Retailers with an online presence will require only 60 to 70 shops in order to gain national coverage by 2020, John Lewis boss Andy Street said today.
Speaking at the British Retail Consortium’s annual symposium, Street warned: “The days of needing 200 stores to cover the UK are clearly history.”
His view echoes a CBRE report that found that store groups can access 50% of the UK population with just 90 shops, compared with 200 stores in the 1970s.
Whilst conceding that not all retailers operate in the same way as John Lewis does, Street said that the retailer had arrived at the number through catchment analysis of its customers.
He said shoppers were willing to drive about 20 minutes to a John Lewis store “not the hour we used to think 10 years ago”.
He added that the retailer had analysed where there are concentrations of the archetypal John Lewis customer to then determine “how many locations are sufficient for us to serve roughly 80% of the total population in that drive time”.
Street sounded an optimistic note for the retailer, claiming: “We think we have worked out what is happening in the online/offline dynamic. We have three formats, each of which plays a different role, which means we have a way of addressing all the key catchments in the UK.”
John Lewis operates its full line department stores as well as its at home shops and its yet to open ‘flexible’ format – a slimmed down version of its larger department stores.
Street added that the retailer would continue to open regional flagship stores, although he said this particular format would be the least significant for the Partnership in terms of new openings.

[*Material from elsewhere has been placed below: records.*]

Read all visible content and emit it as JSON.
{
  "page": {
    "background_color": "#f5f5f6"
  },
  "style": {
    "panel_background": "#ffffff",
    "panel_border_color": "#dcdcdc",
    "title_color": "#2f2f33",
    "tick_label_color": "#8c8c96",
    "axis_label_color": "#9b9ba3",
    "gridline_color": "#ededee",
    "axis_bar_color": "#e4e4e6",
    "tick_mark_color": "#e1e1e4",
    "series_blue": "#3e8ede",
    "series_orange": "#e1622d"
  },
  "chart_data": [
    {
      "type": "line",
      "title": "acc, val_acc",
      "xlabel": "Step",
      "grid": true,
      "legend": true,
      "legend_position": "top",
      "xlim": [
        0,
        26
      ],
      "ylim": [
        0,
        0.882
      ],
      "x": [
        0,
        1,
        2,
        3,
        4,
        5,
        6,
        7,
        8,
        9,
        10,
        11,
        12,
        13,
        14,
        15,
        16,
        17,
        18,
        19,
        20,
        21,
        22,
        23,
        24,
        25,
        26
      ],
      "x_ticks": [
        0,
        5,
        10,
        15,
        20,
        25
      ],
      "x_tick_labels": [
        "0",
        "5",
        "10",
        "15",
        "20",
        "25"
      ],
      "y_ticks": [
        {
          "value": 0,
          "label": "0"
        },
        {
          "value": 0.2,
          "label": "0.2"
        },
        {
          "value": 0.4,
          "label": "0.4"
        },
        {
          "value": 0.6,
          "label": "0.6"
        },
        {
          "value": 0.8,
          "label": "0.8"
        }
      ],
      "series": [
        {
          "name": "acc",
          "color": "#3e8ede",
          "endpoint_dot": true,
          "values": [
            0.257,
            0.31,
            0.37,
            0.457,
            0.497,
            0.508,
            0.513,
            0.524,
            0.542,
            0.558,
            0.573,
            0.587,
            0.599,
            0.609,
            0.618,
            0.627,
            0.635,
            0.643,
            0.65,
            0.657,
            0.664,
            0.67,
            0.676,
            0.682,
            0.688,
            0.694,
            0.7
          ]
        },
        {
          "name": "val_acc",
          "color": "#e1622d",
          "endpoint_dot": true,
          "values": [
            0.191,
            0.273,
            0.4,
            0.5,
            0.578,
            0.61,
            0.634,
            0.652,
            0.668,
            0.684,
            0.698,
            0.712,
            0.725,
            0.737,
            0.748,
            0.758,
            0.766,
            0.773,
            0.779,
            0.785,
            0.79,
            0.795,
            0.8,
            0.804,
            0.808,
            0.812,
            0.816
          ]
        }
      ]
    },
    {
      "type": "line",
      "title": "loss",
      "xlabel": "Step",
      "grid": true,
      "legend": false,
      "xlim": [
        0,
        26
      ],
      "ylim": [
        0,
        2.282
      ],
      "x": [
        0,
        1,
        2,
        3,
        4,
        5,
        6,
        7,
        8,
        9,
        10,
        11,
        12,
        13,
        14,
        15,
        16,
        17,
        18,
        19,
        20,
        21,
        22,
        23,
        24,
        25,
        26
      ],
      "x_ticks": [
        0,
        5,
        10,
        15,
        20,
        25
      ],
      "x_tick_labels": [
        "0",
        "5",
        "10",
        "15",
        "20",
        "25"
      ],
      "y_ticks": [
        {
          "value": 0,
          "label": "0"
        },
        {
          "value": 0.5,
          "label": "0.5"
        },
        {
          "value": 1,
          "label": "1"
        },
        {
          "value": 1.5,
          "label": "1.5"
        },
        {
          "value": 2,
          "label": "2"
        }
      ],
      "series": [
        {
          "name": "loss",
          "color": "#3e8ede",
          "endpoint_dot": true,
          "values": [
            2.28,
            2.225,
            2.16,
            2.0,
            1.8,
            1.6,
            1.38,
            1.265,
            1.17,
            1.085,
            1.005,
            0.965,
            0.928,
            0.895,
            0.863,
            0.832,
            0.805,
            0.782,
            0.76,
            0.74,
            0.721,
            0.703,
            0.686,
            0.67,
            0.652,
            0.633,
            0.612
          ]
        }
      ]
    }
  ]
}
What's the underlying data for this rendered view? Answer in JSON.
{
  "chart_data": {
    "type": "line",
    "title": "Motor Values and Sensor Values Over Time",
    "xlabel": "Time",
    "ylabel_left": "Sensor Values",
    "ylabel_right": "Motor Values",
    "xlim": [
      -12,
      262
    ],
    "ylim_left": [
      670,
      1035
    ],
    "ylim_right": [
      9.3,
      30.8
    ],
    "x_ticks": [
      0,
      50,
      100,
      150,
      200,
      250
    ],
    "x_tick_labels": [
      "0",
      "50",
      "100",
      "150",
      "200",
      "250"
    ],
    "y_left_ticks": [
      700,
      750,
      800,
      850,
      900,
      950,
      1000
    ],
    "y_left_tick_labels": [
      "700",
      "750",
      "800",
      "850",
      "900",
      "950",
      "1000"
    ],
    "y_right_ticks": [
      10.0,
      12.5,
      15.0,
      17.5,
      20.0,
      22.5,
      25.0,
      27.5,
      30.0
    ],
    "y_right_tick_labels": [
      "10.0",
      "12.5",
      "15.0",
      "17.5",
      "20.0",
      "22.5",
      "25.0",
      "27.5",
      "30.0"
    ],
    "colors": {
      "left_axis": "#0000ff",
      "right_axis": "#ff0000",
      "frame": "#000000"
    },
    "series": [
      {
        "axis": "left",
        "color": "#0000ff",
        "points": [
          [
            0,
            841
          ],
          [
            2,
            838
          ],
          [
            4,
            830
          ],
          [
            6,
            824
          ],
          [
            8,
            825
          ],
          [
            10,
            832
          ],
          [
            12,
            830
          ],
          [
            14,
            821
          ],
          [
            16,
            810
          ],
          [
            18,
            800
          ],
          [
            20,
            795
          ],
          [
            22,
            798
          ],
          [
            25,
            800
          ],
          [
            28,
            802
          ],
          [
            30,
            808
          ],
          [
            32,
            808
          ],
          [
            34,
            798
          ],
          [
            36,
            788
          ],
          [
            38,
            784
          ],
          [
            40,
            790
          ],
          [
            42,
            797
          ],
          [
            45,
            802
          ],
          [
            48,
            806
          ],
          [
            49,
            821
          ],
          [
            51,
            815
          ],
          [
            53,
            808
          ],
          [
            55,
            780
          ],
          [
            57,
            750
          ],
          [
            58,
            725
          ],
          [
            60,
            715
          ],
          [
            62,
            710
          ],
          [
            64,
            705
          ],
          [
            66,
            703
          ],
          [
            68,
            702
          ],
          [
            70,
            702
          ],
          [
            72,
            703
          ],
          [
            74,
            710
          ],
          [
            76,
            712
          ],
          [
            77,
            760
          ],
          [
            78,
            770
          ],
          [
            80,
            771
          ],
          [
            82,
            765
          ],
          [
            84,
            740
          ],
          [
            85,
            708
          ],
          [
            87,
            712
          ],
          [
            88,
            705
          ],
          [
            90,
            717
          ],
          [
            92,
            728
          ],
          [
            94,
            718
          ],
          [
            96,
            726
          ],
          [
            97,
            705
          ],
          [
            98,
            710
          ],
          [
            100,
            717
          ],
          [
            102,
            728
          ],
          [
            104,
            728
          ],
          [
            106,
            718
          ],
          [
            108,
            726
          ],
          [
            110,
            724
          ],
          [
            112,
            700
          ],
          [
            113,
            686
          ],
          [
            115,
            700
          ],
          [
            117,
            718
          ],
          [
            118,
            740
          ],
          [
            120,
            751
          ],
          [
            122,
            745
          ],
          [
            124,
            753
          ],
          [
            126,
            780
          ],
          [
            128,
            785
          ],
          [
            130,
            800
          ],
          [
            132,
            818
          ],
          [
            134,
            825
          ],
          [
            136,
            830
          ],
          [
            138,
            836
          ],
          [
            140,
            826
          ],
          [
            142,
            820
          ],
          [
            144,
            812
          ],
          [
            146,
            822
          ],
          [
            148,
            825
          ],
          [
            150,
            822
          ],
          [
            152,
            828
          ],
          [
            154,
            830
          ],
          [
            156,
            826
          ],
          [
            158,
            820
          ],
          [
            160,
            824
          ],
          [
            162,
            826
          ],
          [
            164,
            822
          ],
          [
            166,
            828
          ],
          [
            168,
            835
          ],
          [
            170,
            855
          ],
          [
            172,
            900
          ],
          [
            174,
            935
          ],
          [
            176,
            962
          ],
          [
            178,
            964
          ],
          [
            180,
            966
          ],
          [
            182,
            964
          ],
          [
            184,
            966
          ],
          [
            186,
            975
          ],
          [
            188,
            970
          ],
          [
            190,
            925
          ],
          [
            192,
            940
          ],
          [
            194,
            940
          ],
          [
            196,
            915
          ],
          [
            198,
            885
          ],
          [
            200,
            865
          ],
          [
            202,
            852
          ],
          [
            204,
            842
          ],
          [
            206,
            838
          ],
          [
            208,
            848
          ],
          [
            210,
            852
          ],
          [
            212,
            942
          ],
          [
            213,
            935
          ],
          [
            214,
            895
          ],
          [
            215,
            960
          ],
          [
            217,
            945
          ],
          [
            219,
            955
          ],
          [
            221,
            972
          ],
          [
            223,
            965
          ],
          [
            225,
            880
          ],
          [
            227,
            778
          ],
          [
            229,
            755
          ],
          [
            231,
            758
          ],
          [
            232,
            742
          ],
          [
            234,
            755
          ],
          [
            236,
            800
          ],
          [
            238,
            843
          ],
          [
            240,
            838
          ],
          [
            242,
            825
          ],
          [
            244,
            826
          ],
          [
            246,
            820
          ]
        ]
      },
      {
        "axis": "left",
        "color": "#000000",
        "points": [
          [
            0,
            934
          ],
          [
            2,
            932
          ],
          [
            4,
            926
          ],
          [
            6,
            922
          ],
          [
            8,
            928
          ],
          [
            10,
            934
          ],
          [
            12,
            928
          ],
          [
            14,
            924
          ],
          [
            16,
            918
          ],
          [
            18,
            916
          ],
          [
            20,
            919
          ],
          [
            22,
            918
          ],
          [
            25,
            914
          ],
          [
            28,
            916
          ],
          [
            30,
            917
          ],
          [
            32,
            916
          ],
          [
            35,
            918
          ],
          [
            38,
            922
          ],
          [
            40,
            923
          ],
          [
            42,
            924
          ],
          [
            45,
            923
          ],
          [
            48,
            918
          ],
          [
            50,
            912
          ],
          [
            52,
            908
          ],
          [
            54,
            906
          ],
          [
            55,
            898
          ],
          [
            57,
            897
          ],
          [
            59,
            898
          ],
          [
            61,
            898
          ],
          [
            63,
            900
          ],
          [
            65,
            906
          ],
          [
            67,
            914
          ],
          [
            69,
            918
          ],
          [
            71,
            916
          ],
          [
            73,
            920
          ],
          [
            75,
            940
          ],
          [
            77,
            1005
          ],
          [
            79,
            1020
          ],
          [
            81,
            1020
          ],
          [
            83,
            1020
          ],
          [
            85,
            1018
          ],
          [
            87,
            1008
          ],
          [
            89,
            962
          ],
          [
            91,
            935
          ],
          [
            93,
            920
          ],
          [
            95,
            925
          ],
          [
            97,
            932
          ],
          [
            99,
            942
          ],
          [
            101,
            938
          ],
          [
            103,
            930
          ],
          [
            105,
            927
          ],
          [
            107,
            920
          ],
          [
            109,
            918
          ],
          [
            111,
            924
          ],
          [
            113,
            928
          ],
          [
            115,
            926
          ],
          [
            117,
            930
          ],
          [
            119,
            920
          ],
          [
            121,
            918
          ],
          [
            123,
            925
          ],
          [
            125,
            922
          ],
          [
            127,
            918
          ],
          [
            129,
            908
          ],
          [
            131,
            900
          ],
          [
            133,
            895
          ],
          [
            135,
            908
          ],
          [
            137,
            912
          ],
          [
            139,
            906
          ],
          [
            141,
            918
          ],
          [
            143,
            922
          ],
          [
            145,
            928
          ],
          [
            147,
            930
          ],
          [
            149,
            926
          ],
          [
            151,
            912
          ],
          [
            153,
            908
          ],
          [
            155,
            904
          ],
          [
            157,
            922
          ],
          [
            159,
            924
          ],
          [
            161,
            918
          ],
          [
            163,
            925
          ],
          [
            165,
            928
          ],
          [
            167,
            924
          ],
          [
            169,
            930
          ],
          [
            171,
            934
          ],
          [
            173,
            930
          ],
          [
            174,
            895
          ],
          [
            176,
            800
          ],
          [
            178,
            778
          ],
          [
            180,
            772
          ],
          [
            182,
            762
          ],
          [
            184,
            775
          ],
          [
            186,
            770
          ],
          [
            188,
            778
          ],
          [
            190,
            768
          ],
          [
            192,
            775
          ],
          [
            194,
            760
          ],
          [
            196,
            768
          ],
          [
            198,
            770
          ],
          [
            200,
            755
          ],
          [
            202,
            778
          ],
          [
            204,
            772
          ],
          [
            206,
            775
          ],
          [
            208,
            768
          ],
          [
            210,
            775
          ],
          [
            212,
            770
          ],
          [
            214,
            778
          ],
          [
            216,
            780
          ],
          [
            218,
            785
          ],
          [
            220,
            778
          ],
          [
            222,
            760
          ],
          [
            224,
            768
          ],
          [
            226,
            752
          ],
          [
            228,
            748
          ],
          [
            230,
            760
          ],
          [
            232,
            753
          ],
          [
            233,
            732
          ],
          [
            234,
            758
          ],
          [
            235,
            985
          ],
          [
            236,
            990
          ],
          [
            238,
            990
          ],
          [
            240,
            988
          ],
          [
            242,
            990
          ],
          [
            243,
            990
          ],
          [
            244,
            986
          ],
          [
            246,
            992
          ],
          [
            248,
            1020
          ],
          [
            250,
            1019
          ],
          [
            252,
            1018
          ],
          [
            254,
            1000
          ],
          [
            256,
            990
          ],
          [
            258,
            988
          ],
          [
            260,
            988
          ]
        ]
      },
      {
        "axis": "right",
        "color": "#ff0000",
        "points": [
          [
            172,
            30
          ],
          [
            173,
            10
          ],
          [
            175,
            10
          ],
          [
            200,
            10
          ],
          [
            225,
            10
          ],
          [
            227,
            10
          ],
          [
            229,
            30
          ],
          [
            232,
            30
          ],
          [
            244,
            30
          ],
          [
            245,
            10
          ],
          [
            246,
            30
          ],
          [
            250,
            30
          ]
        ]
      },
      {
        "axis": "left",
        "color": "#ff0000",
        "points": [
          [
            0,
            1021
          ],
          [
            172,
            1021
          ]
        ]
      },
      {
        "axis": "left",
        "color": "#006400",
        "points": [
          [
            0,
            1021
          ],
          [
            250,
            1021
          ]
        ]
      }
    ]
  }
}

“There will be many less of them than we might have thought five to six years ago,” said Street. “Having scanned the country and looked at the economic downturn it is clear there are relatively few locations that can sustain them. To be honest the recession has been kind to John Lewis - if we hadn’t had it we would probably have built more of these shops in locations that cannot sustain them.”
Street went on to caution that he felt there were only 50 retail locations in the UK with an optimistic future and a further 50 which were “fighting for that same optimism. The future is much grimmer for the locations below that top one hundred”, he said.